= Kia (magic) =

Mystical concept similar to the Tao

Within the magical system of Austin Osman Spare, Kia is a mystical concept – a sort of universal consciousness or unity, similar to the Tao. The concept has been adopted by numerous other occultists, such as Kenneth Grant, and has been particularly influential on the chaos magic movement.

== Concept ==

The first reference to "Kia" appears on a painting exhibited by Spare in 1904, when he was just 17 years old. Spare conceived of Kia as a sort of universal mind, of which individual human consciousnesses are aspects. Spare further elaborated on the concept in The Book of Pleasure (1913), introducing it with the words:
Of name it has no name, to designate. I call it Kia I dare not claim it as myself. The Kia which can be expressed by conceivable ideas, is not the eternal Kia, which burns up all belief but is the archetype of "self," the slavery of mortality.

Spare's words here bear marked resemblance to the Tao Te Ching, which states "The Tao that can be told is not the eternal Tao; The name that can be named is not the eternal name." – and like the Tao, or the Hindu Brahman, or the Sunyata of Buddhism, Spare's conception of Kia combined pure transcendent consciousness with a voidness inherent in all things.

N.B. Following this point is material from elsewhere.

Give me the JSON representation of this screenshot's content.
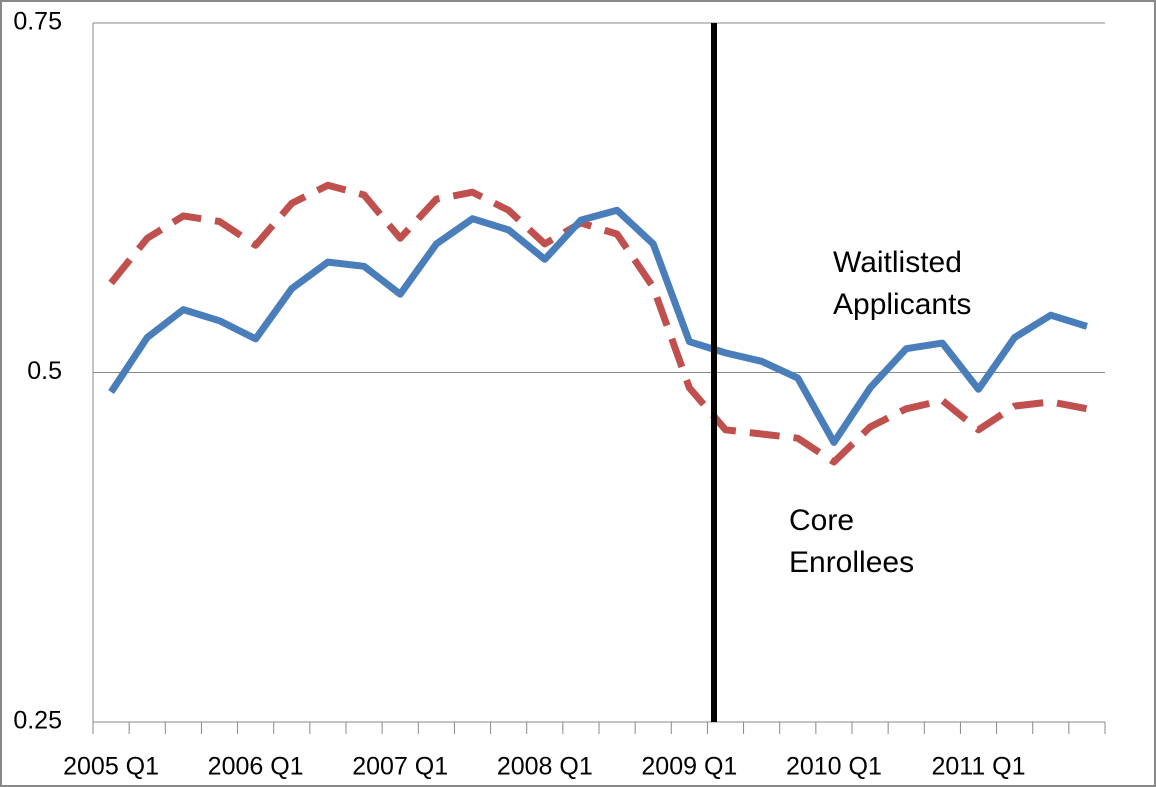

The writer and occultist Kenneth Grant, who had known Spare in the 1950s, promoted Spare's ideas after his death, referring to his system as "Zos Kia Cultus". Grant emphasises the similarities between Kia and certain concepts from Eastern philosophy, comparing it to the Yab-Yum of Tantra, and describing reality as the dream of Kia. However, Grant also states that Kia differs from the Buddhist concept of voidness, in that it is realised through the body, rather than the mind, stating: "The Kia is present everywhere, but the immediacy of its realisation is sought through the flesh, as in Zen it is apprehended through the mind. The object is the same in both methods, but the means appear to vary."

Grant also departs from Spare in conceptualising Kia as inherently feminine, equating it with both the Wiccan Goddess and Aleister Crowley's Babalon – the basic idea being that Kia is a sort of all-encompassing void that is impregnated by the will of the magician, and that gives birth to magical results.

One of the founders of chaos magic, Peter J. Carroll, elaborated a system heavily influenced by Spare in his early writings, particularly Liber Null (1978). However, somewhat confusingly, Carroll uses the term "Kia" to refer to the consciousness of the individual: "the elusive 'I' which confers self-awareness". The more general universal force, of which Kia is an aspect, Carroll termed "Chaos".
The unity which appears to the mind to exert the twin functions of will and perception is called Kia by magicians. Sometimes it is called the spirit, or soul, or life force, instead... Kia is capable of occult power because it is a fragment of the great life force of the universe... The "thing" responsible for the origin and continued action of events is called Chaos by magicians... Chaos... is the force which has caused life to evolve itself out of dust, and is currently most concentratedly manifest in the human life force, or Kia, where it is the source of consciousness... To the extent that the Kia can become one with Chaos it can extend its will and perception into the universe to accomplish magic.